Abstract
Keywords: aerodynamics, wheel, flow field
The aerodynamics regarding to road vehicles plays a crucial role recently, as aerodynamic drag influences fuel consumption, and thus pollutant emission significantly. To find the optimal vehicle shapes besides keeping the overall style of the individual cars, the aerodynamic possibilities to reduce drag seem to reach their limits in terms of body shape optimization. Basic low-drag body shapes were developed during the last few decades and following the age of invisible aerodynamic optimization of high-drag-looking, but well styled vehicles (Hucho, 1998). The effect of rotating wheels exposed to a free stream, or being partially covered by the car wheelhouse, leads to a dramatic increase in drag coefficient through mechanisms that are still not fully understood.

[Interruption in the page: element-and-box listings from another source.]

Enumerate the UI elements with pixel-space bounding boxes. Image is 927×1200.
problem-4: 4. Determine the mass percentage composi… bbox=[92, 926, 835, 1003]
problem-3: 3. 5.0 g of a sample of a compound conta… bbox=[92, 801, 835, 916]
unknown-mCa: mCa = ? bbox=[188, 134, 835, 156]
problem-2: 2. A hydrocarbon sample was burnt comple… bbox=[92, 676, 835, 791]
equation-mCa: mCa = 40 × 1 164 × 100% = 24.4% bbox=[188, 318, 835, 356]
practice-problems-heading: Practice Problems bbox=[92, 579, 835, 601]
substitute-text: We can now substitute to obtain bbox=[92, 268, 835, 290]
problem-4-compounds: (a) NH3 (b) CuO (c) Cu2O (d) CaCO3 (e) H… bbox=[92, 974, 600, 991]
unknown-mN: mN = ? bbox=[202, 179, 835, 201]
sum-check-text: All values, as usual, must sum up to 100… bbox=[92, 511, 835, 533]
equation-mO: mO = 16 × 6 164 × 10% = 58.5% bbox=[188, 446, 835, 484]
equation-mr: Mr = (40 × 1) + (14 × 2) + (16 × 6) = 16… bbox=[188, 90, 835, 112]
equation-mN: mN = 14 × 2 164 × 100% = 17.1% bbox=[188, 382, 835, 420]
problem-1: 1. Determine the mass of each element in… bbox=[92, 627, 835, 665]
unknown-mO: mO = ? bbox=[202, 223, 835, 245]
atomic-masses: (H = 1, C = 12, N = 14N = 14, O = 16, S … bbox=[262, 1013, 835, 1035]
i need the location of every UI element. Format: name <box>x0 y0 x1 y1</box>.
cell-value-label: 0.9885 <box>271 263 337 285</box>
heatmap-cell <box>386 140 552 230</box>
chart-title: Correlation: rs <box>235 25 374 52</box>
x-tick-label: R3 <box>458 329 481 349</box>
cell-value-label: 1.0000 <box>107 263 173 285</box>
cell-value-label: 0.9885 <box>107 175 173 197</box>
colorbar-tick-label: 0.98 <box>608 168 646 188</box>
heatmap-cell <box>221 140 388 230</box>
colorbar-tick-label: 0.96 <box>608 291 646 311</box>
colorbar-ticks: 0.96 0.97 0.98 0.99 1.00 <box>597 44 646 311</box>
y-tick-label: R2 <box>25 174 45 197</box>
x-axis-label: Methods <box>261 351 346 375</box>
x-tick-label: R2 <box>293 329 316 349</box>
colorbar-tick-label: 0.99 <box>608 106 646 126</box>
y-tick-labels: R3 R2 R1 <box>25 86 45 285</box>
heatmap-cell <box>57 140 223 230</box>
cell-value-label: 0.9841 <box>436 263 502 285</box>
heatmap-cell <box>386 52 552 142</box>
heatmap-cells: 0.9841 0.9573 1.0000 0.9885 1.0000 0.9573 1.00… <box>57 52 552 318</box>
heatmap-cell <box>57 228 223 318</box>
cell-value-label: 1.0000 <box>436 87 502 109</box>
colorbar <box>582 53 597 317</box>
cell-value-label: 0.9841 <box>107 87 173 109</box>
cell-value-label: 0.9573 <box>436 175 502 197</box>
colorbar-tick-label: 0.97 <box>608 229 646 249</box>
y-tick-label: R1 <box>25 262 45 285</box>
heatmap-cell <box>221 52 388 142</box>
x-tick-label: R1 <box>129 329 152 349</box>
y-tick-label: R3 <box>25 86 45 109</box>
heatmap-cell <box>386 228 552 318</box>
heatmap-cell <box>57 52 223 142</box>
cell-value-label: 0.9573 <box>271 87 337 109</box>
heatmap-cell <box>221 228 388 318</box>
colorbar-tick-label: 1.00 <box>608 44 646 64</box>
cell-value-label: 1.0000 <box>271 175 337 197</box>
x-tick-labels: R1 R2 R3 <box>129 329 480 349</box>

Also wheels influence mud deposition on the vehicle body (Lajos et al. 1984) and are important elements of the under-body flows (Wiedemann, 1996, Lajos, et al. 1988). The contribution of the wheels and wheelhouses to the total aerodynamic drag and lift of a modern car is around 30% and 40%, respectively (Wickern et al., 1995, Eloffson et al., 2002, Merker et al., 1992). Road vehicles, especially their wheels and wheelhouses are bluff bodies, characterized by large regions of flow field influenced by boundary layer separation. The resultant flow field is a complex, 3D flow field. The Reynolds number is in the order of 8 · 105, thus transition occurs far upstream from the wheelhouses so the flow is handled to be turbulent. The fluid can be regarded as incompressible and isothermal.